The removal of multiple reflection waves in the P receiver function through parabolic Radon transformation

Abstract

SUMMARY Receiver function (RF) analysis is an indispensable method that is widely utilized to image the deep structure of the crust and upper mantle. Although the P-wave receiver function (PRF) has the advantages of a higher signal-to-noise ratio and higher resolution than S-wave receiver function, the information about P-to-S converted (Ps) phases from velocity discontinuities of the crust and upper mantle is usually obstructed by multiples from shallower crustal interfaces. Sometimes it is difficult to identify useful information about lithospheric discontinuities.

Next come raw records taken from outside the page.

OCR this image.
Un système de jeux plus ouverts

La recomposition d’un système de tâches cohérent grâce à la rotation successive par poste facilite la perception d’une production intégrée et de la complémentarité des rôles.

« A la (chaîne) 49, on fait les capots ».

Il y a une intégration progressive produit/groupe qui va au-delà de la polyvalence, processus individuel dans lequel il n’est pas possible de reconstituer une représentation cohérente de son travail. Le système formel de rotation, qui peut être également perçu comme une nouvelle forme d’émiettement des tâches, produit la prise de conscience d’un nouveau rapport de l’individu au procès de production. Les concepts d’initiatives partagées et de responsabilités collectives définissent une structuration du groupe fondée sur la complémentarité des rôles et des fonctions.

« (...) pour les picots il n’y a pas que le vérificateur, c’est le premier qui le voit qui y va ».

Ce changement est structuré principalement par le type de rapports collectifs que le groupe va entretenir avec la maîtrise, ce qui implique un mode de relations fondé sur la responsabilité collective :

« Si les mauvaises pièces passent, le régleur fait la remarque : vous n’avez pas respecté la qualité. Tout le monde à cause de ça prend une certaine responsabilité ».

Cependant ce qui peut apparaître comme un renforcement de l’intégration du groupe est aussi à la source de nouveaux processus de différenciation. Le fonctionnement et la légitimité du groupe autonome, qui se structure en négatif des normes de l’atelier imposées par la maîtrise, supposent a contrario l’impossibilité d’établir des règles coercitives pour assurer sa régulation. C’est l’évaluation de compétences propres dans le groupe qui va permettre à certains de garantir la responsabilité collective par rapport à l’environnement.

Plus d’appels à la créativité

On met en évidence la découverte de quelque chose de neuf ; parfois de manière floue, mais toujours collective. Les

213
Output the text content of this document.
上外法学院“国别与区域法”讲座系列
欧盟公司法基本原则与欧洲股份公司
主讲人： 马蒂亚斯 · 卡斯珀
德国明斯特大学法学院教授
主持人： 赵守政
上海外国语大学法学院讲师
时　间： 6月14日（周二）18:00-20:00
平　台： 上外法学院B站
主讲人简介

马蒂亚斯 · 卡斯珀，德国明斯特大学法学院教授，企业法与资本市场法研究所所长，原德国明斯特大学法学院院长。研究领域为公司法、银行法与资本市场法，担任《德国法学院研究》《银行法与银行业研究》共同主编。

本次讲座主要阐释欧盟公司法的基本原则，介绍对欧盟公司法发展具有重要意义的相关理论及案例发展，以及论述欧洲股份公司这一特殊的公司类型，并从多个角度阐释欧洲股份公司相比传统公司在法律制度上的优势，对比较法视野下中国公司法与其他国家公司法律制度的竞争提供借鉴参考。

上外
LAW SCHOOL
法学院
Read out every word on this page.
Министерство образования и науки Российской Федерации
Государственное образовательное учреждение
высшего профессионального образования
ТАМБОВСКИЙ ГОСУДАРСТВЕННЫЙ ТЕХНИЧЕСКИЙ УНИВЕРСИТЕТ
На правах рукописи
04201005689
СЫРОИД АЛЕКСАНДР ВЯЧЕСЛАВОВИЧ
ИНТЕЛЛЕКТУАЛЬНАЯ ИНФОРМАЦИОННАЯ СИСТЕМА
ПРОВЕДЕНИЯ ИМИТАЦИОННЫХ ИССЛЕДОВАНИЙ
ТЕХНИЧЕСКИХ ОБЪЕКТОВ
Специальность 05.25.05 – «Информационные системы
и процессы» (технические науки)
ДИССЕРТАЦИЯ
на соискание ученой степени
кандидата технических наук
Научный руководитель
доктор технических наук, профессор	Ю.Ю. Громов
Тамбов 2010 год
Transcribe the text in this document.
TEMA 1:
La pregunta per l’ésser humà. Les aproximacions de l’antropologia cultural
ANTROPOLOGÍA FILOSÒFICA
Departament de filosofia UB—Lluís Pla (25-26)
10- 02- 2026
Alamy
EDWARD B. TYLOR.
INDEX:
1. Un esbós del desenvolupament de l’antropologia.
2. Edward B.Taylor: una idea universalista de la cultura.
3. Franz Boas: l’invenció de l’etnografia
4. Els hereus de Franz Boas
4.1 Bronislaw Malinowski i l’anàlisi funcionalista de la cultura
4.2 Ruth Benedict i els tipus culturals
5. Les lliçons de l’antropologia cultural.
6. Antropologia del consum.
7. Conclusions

In this paper, we propose a method for suppressing multiples and isolating the Ps phases of RFs. This task is accomplished by exploiting the differences in arrival times resulting from the slowness between the conversion and the multiples that occur at the same interface in the PRFs and by separating them in the Radon domain, which enables removal of crustal and sedimentary multiples. This method can effectively remove multiples and isolate the useful signals of Ps phases contained in the PRFs. We test the method on synthetic PRFs and demonstrate that crustal multiples can be effectively eliminated or suppressed and that the Ps phase of lithospheric discontinuities can be coherently traced. Next, we apply the method to real PRF data collected from the seismic station of the China Array seismic experiment (Phase II and Phase III) in the Ordos block and its adjacent area, and successfully obtain an improved common conversion point stacking image of lithospheric discontinuity structures in the depth domain, particularly for detecting the lithosphere–asthenosphere boundary.